Monday, December 13, 2004

NEW! Review of Quarterly West

Quarterly West #58 (Summer 2004). $8.50.

Reviewed by Becky Rodia

Prior to receiving the Summer 2004 issue of Quarterly West for the purpose of this review, I hadn’t read an issue in about four years. I used to admire Quarterly West for taking risks while remaining accessible and enjoyable. The Summer 2004 issue, however, wanders far out into risky territory, often leaving meaning and accessibility behind, particularly in the nonfiction selected for this issue (the sloppy proofreading didn’t help matters either; the issue is peppered with typos and errors). Despite the uneven quality of the individual pieces, however, the issue is commendably cohesive in respect to the editors’ specific tastes. A reader more in tune with the editorial sensibility currently in place at Quarterly West might find more that speaks to him or her in the Summer 2004 issue than I did.

The first few pieces are deceptively solid QW fare. Stephanie Harrison’s short-shorts, “Lists” and “Bereft,” skillfully telegraph loss and emptiness. The couple in Peter LaSalle’s story “Marche aux Shadows” moves through the dreamlike, haunting scenes, struggling with the specifics of what can and cannot be known, wondering if they’re truly on the road to the “shadow” market of the title.

Shortly after these respectably risky opening pieces, I encountered Lance Larsen’s essay, “Looking for Spiral Jetty,” winner of the 2003 Writers @ Work award for nonfiction. Though the piece achieves its overarching goal of placing Robert Smithson’s earthwork into a context, getting there is a struggle. The writing is cluttered with inept neologisms (“zenned myself into tranquility”), cliches (perhaps the most egregious of which is Larsen’s use of a dictionary definition of “jetty” to serve as an entire, brief section of the essay), and tortured metaphors (Larsen describes one of Smithson’s essays as “so torqued with technical and hallucinogenic language that I felt I was inside one of those fast food salad containers that has been violently shaken until every sentence drips with too much dressing”). What Larsen’s essay lacks in style, it ultimately makes up for in meaning.
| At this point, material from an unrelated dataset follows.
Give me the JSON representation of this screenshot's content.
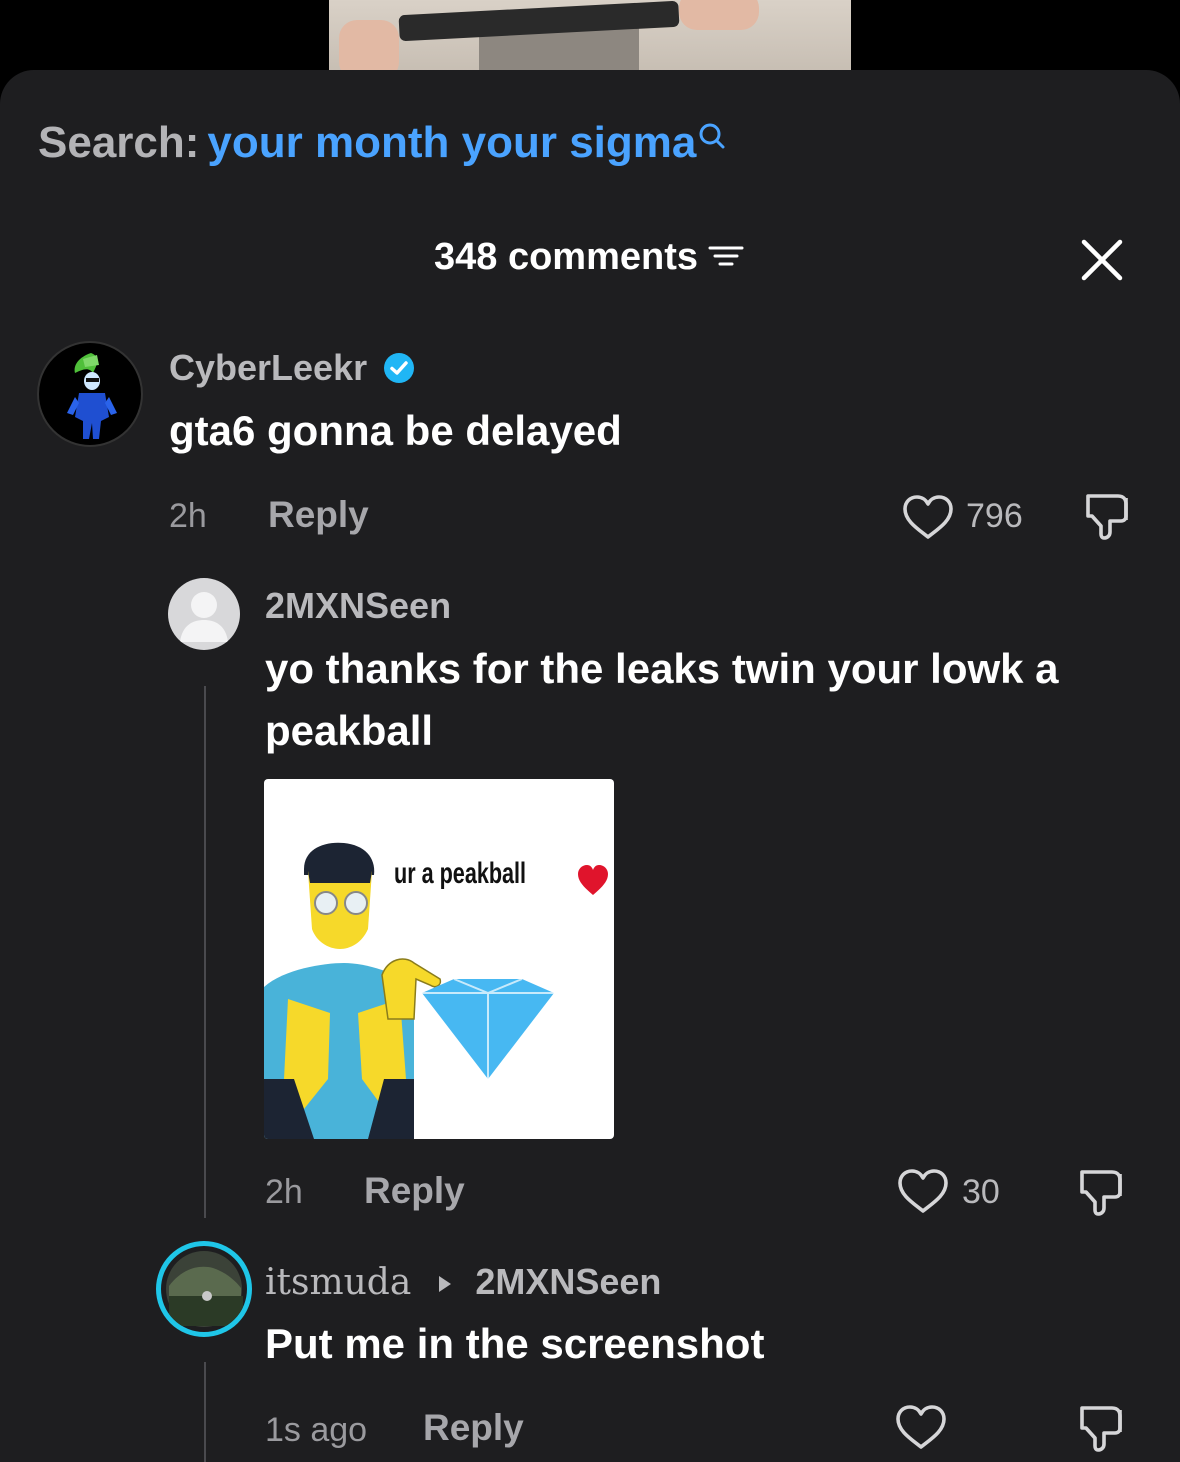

Unfortunately, the same could not be said for other nonfiction pieces in the issue, most notably the inscrutable “Conjuring” by Mary Cappello, which reads like a stream-of-consciousness journal entry (Cappello’s biographical note states that she works in “experimental prose forms,” and though I was able to understand the experimental nature of the piece, I grasped little else) and Kyle Thompson’s “Biographies Toward An Unknown Author,” which indulges in cliche after cliche about the writing life (“the novelist’s wife knocks softly . . . on his office door, and then finally breaks in to find him there . . . all bones, and his books perched fat on their shelves”) and the joys of reading (“This morning, for instance, I resurrected Chekhov and Bulgakov . . . They wandered around the room bumping into each other . . . sharing news from home”).

The fiction is stronger. While I felt Harrison and LaSalle were the standouts, Janice Levy’s “Between the Rhymes” does a good job of depicting the detached shock of a woman whose husband has recently died, and Ann Pancake handles image-laden stream-of-consciousness adeptly in “Coop,” a story about rebellion at a camp for disadvantaged girls:
The girls throbbed in the doorway, four or five deep.The girls throbbing, the howl a blood-orange come-here spiral, the girls piled, arms thrown across backs, heads over shoulders, and everyone quivering against the rule. Throbbing. They never broke it.

Come morning, they found out the other coop had tried to burn their bunkhouse down.


The poetry selected for this issue is solid. Stephen Cramer’s “The Whetstone” takes the unearthly sound of a musical saw as the jumping-off point for an acutely felt, beautiful meditation on loss:“one edge can slice you / while the other keeps singing.” The wry poems of Mike Dockins and Kurt S. Olsson are as entertaining as they are thought-provoking, particularly Dockins’s “Notes Toward the Last Poem on Earth,” a list of events--or lack thereof--that would render poetry unnecessary (“No thin layer of ash covers the town,” “Glacial ice recedes at a sensible rate,” “Even the hangovers are tolerable,” etc.) and Olsson’s “Chicken Man,” an homage to characters who frequent cheap restaurants, “retail familiars” who are tolerated, even needed, “so long as there’s no cause to rummage beyond the twitch, the lisp / the change purse a blackjack of tarnished pennies, / the lost child.”

Donald Platt’s “Spring Theophanies” is a wonderfully dizzying rush of reversals. No sooner is something given than it’s taken away, as in the first five lines:
     The pear trees
put on their white see-through chemise of blossoms
          that the season will strip

from them until they stand shy, shivering with rain,
          and green . . .

The poem’s alternating litany of progress and destruction, life and death, bestowing and denying, is tempered with brief pauses: “Consider the all-night laundromats . . .” “Consider also the day lilies . . .” Everything that bursts forth in this poem inevitably subsides or is negated, leaving one with the feeling that April surely is the cruelest month.